IBM CEO will be on the hunt for acquisitions and new businesses after spinning off services unit

IBM CEO will be on the hunt for acquisitions and new businesses after spinning off services unit

IBM shook Wall Street on Thursday with a plan to spin off its information technology services unit as a separate company. IBM’s share price, which had previously lost 7% in 2020, gained 6% on Thursday.

After buying Red Hat last year for $ 34 billion, IBM CEO Arvind Krishna is focused on the opportunity to offer software tools for companies using cloud services. The old IT services unit still generates nearly $ 20 billion in annual revenue.

An example that I will tell you right away where we are investing organically, I do not think about mergers and acquisitions unless you give me an interesting name, is quantum computing. It’s probably beyond the sight of most investors, but you have many options. I think it’s a market worth hundreds of billions, but it will probably take five years to develop.

I also think that there are so many elements within how the A.I. It will be applied to automate, for example, all kinds of goods (transactions) from airplanes to loans, etc. We are just at the beginning of that market.

Can we conduct mergers and acquisitions, or acquisitions, to strengthen our technology platforms? An absolute yes, without qualifications. We are open to the public. As we find things that are appropriate, we will move on and continue to do so. And part of the reason for creating two companies is that it creates the space to be able to do more of that than we could have done before.

We all recognize that the world of technology moves quite quickly. What was incredibly valuable 20 years ago still has value, but it may not have value in terms of everything else. So when the world looked to data centers, clients, and servers and embraced the Internet, I think managed infrastructure services had great value because people were struggling with that heterogeneity and that complexity.

As we move to the cloud and applications become increasingly independent of infrastructure, people make decisions about applications separately from destination. If that’s the case, infrastructure modernization is a separate purchasing decision from applications and architectural platform decisions. That implies that it is better to separate them together.

You know, maybe over a beer one day, we can discuss what belongs to a company and what belongs outside of a company. I am not an economist. I’m an absolute engineer, but I think (Ronald Coase) said that the boundaries of a company should be determined by where there is more friction outward than inward.

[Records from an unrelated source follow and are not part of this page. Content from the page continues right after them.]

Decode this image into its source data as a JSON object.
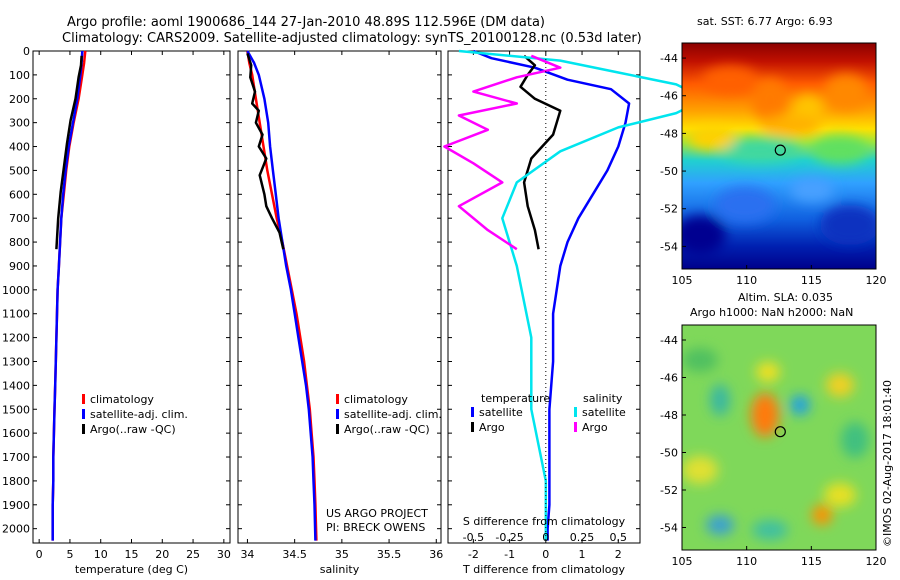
{
  "header": {
    "line1": "Argo profile: aoml 1900686_144 27-Jan-2010 48.89S 112.596E (DM data)",
    "line2": "Climatology: CARS2009. Satellite-adjusted climatology: synTS_20100128.nc (0.53d later)"
  },
  "colors": {
    "climatology": "#ff0000",
    "satellite": "#0000ff",
    "argo": "#000000",
    "satellite_s": "#00e5ee",
    "argo_s": "#ff00ff"
  },
  "chart_data": [
    {
      "type": "line",
      "id": "temperature",
      "xlabel": "temperature (deg C)",
      "xlim": [
        -1,
        31
      ],
      "xticks": [
        0,
        5,
        10,
        15,
        20,
        25,
        30
      ],
      "xtick_labels": [
        "0",
        "5",
        "10",
        "15",
        "20",
        "25",
        "30"
      ],
      "ylim": [
        2060,
        0
      ],
      "yticks": [
        0,
        100,
        200,
        300,
        400,
        500,
        600,
        700,
        800,
        900,
        1000,
        1100,
        1200,
        1300,
        1400,
        1500,
        1600,
        1700,
        1800,
        1900,
        2000
      ],
      "ytick_labels": [
        "0",
        "100",
        "200",
        "300",
        "400",
        "500",
        "600",
        "700",
        "800",
        "900",
        "1000",
        "1100",
        "1200",
        "1300",
        "1400",
        "1500",
        "1600",
        "1700",
        "1800",
        "1900",
        "2000"
      ],
      "legend": {
        "position": "lower-center",
        "entries": [
          "climatology",
          "satellite-adj. clim.",
          "Argo(..raw -QC)"
        ]
      },
      "series": [
        {
          "name": "climatology",
          "color": "#ff0000",
          "x": [
            7.5,
            7.3,
            7.0,
            6.4,
            5.6,
            4.9,
            4.4,
            4.0,
            3.6,
            3.4,
            3.2,
            3.0,
            2.9,
            2.8,
            2.7,
            2.6,
            2.5,
            2.4,
            2.3,
            2.3,
            2.2,
            2.2
          ],
          "y": [
            0,
            50,
            100,
            200,
            300,
            400,
            500,
            600,
            700,
            800,
            900,
            1000,
            1100,
            1200,
            1300,
            1400,
            1500,
            1600,
            1700,
            1800,
            1900,
            2050
          ]
        },
        {
          "name": "satellite-adj. clim.",
          "color": "#0000ff",
          "x": [
            7.0,
            6.9,
            6.7,
            6.2,
            5.5,
            4.8,
            4.3,
            3.9,
            3.6,
            3.4,
            3.2,
            3.0,
            2.9,
            2.8,
            2.7,
            2.6,
            2.5,
            2.4,
            2.3,
            2.3,
            2.2,
            2.2
          ],
          "y": [
            0,
            50,
            100,
            200,
            300,
            400,
            500,
            600,
            700,
            800,
            900,
            1000,
            1100,
            1200,
            1300,
            1400,
            1500,
            1600,
            1700,
            1800,
            1900,
            2050
          ]
        },
        {
          "name": "Argo(..raw -QC)",
          "color": "#000000",
          "x": [
            6.9,
            6.8,
            6.4,
            5.9,
            5.1,
            4.5,
            4.0,
            3.5,
            3.1,
            2.8
          ],
          "y": [
            20,
            60,
            110,
            200,
            290,
            390,
            490,
            590,
            700,
            830
          ]
        }
      ]
    },
    {
      "type": "line",
      "id": "salinity",
      "xlabel": "salinity",
      "xlim": [
        33.9,
        36.05
      ],
      "xticks": [
        34,
        34.5,
        35,
        35.5,
        36
      ],
      "xtick_labels": [
        "34",
        "34.5",
        "35",
        "35.5",
        "36"
      ],
      "ylim": [
        2060,
        0
      ],
      "legend": {
        "position": "lower-right",
        "entries": [
          "climatology",
          "satellite-adj. clim.",
          "Argo(..raw -QC)"
        ]
      },
      "annotations": [
        "US ARGO PROJECT",
        "PI: BRECK OWENS"
      ],
      "series": [
        {
          "name": "climatology",
          "color": "#ff0000",
          "x": [
            34.0,
            34.02,
            34.05,
            34.09,
            34.13,
            34.17,
            34.21,
            34.26,
            34.31,
            34.37,
            34.42,
            34.47,
            34.52,
            34.56,
            34.6,
            34.63,
            34.66,
            34.68,
            34.7,
            34.71,
            34.72,
            34.73
          ],
          "y": [
            0,
            50,
            100,
            200,
            300,
            400,
            500,
            600,
            700,
            800,
            900,
            1000,
            1100,
            1200,
            1300,
            1400,
            1500,
            1600,
            1700,
            1800,
            1900,
            2050
          ]
        },
        {
          "name": "satellite-adj. clim.",
          "color": "#0000ff",
          "x": [
            34.0,
            34.07,
            34.12,
            34.18,
            34.22,
            34.24,
            34.27,
            34.3,
            34.33,
            34.37,
            34.41,
            34.46,
            34.5,
            34.54,
            34.58,
            34.62,
            34.65,
            34.67,
            34.69,
            34.7,
            34.71,
            34.72
          ],
          "y": [
            0,
            50,
            100,
            200,
            300,
            400,
            500,
            600,
            700,
            800,
            900,
            1000,
            1100,
            1200,
            1300,
            1400,
            1500,
            1600,
            1700,
            1800,
            1900,
            2050
          ]
        },
        {
          "name": "Argo(..raw -QC)",
          "color": "#000000",
          "x": [
            34.0,
            34.04,
            34.03,
            34.08,
            34.05,
            34.12,
            34.09,
            34.16,
            34.12,
            34.2,
            34.13,
            34.18,
            34.2,
            34.26,
            34.34,
            34.38
          ],
          "y": [
            10,
            60,
            110,
            170,
            220,
            250,
            300,
            350,
            400,
            450,
            520,
            600,
            650,
            700,
            760,
            830
          ]
        }
      ]
    },
    {
      "type": "line",
      "id": "difference",
      "xlabel": "T difference from climatology",
      "xlabel_top": "S difference from climatology",
      "xlim": [
        -2.7,
        2.6
      ],
      "xticks": [
        -2,
        -1,
        0,
        1,
        2
      ],
      "xtick_labels": [
        "-2",
        "-1",
        "0",
        "1",
        "2"
      ],
      "sticks": [
        -0.5,
        -0.25,
        0,
        0.25,
        0.5
      ],
      "stick_labels": [
        "-0.5",
        "-0.25",
        "0",
        "0.25",
        "0.5"
      ],
      "ylim": [
        2060,
        0
      ],
      "legend": {
        "position": "lower-center",
        "headers": [
          "temperature",
          "salinity"
        ],
        "entries": [
          "satellite",
          "Argo",
          "satellite",
          "Argo"
        ]
      },
      "series": [
        {
          "name": "satellite",
          "group": "temperature",
          "color": "#0000ff",
          "x": [
            -2.0,
            -1.5,
            -0.3,
            0.6,
            1.8,
            2.3,
            2.2,
            2.0,
            1.7,
            1.3,
            0.9,
            0.6,
            0.4,
            0.3,
            0.2,
            0.2,
            0.1,
            0.1,
            0.1,
            0.05,
            0.05
          ],
          "y": [
            0,
            30,
            70,
            120,
            160,
            220,
            300,
            400,
            500,
            600,
            700,
            800,
            900,
            1000,
            1100,
            1300,
            1500,
            1700,
            1900,
            2000,
            2050
          ]
        },
        {
          "name": "Argo",
          "group": "temperature",
          "color": "#000000",
          "x": [
            -0.6,
            -0.3,
            -0.5,
            -0.7,
            -0.3,
            0.4,
            0.3,
            0.2,
            -0.1,
            -0.4,
            -0.6,
            -0.5,
            -0.3,
            -0.2
          ],
          "y": [
            20,
            60,
            100,
            150,
            200,
            250,
            300,
            350,
            400,
            450,
            550,
            650,
            750,
            830
          ]
        },
        {
          "name": "satellite",
          "group": "salinity",
          "color": "#00e5ee",
          "x": [
            -0.6,
            0.1,
            0.5,
            0.9,
            1.1,
            0.9,
            0.5,
            0.1,
            -0.2,
            -0.3,
            -0.2,
            -0.1,
            -0.1,
            0.0,
            0.0
          ],
          "y": [
            0,
            40,
            90,
            140,
            200,
            260,
            320,
            420,
            550,
            700,
            900,
            1200,
            1500,
            1800,
            2050
          ]
        },
        {
          "name": "Argo",
          "group": "salinity",
          "color": "#ff00ff",
          "x": [
            -0.1,
            0.1,
            -0.2,
            -0.5,
            -0.2,
            -0.6,
            -0.4,
            -0.7,
            -0.5,
            -0.3,
            -0.6,
            -0.4,
            -0.2
          ],
          "y": [
            20,
            70,
            110,
            170,
            220,
            270,
            330,
            400,
            470,
            550,
            650,
            750,
            830
          ]
        }
      ]
    },
    {
      "type": "heatmap",
      "id": "sst_map",
      "title": "sat. SST: 6.77 Argo: 6.93",
      "xlim": [
        105,
        120
      ],
      "ylim": [
        -55.2,
        -43.2
      ],
      "xticks": [
        105,
        110,
        115,
        120
      ],
      "xtick_labels": [
        "105",
        "110",
        "115",
        "120"
      ],
      "yticks": [
        -44,
        -46,
        -48,
        -50,
        -52,
        -54
      ],
      "ytick_labels": [
        "-44",
        "-46",
        "-48",
        "-50",
        "-52",
        "-54"
      ],
      "marker": {
        "lon": 112.6,
        "lat": -48.89
      }
    },
    {
      "type": "heatmap",
      "id": "sla_map",
      "title": "Altim. SLA: 0.035",
      "subtitle": "Argo h1000: NaN h2000: NaN",
      "xlim": [
        105,
        120
      ],
      "ylim": [
        -55.2,
        -43.2
      ],
      "xticks": [
        105,
        110,
        115,
        120
      ],
      "xtick_labels": [
        "105",
        "110",
        "115",
        "120"
      ],
      "yticks": [
        -44,
        -46,
        -48,
        -50,
        -52,
        -54
      ],
      "ytick_labels": [
        "-44",
        "-46",
        "-48",
        "-50",
        "-52",
        "-54"
      ],
      "marker": {
        "lon": 112.6,
        "lat": -48.89
      },
      "side_label": "©IMOS 02-Aug-2017 18:01:40"
    }
  ]
}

And I think that’s the criterion. You can always find some synergy. But is it better to unlock it separately or better together? That is always the question that as a leader like me, you are always thinking about.

So today, that part of the business would be the third in line with the massive capital investment within IBM. Number one will go to hybrid cloud, but number two would probably be listed as application service items: [NewCo] will be third. Now that they will not compete, they will be the first. I think we all agree that that makes a difference.

Two, the margin profiles of the two companies are quite different. So they can afford to do business. Or they can make deals that really [work] for them that we may not do today.

Three, when I look at partnerships, there are a lot of people who will agree to partner with NewCo and who might be a bit reluctant today as they might compete with other parts of existing IBM. So I think those three generate a lot of growth.

Well, until the spin-out, we are one company and they will not use another. We won’t have any control over them, let me be clear.